Originally Posted by lightwind
Bruce: that is an interesting observation. You mention dialing, but is the aberration due to looking at the edge of the view or only when dialing? The reason I ask is that with a BDR you are not dialing, but rather looking at a position of dead center for the scope.
Not an easy question to answer, but I'll try. Optical aberrations that cause image blur can occur in either the objective lens, the erector tube optics, the eyepiece, or all three. The optical aberrations that result from the objective occur when the target is more than about 25 MOA away from the scope tube axis. Such large elevation adjustments can easily be needed for long range targets (>800 yds), especially if there is a 5-15 MOA bore sight misalignment between the scope rings and the rifle bore in the wrong direction. Image blur resulting from this aberration is more apparent when the magnification is high, which is usually also the case for long range targets. It’s a limitation with doublet objective lenses that triplet lenses are able to overcome.

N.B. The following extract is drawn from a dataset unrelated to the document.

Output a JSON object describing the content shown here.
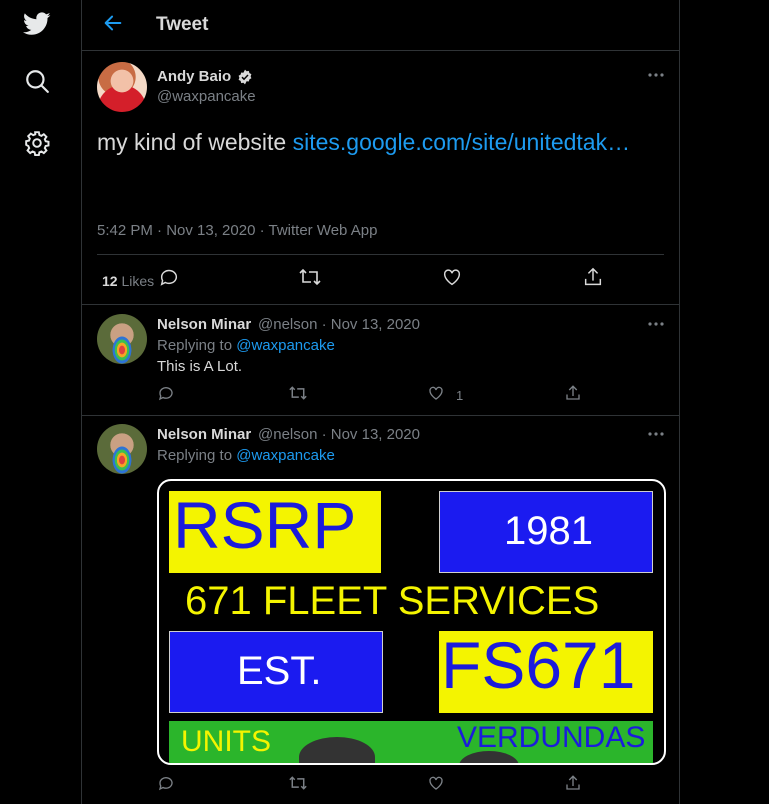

The field of view is what your eye sees when you look into the scope and scan from top to bottom. This field of view is determined by the erector optics. There are other aberrations that occur in the erector tube optics at the edge of the erector field of view, but they are usually more apparent when the magnification is low, which is usually the case for short range targets. These aberrations add to the aberrations from the objective, especially for intermediate magnifications that are sometimes used with FFP scopes to allow the entire reticle to be viewed for long range shots.
BDC reticles are not typically used for really long range targets. They are useful for up to about 10-15 MOA of bullet drop, which corresponds to about 600-750 yds in target range. Above that range, BDC reticles are difficult to make accurate at all ranges simultaneously. At these low elevation adjustments or hold-offs, optical aberrations in either the objective lens or the erector tube optics are typically too small to notice.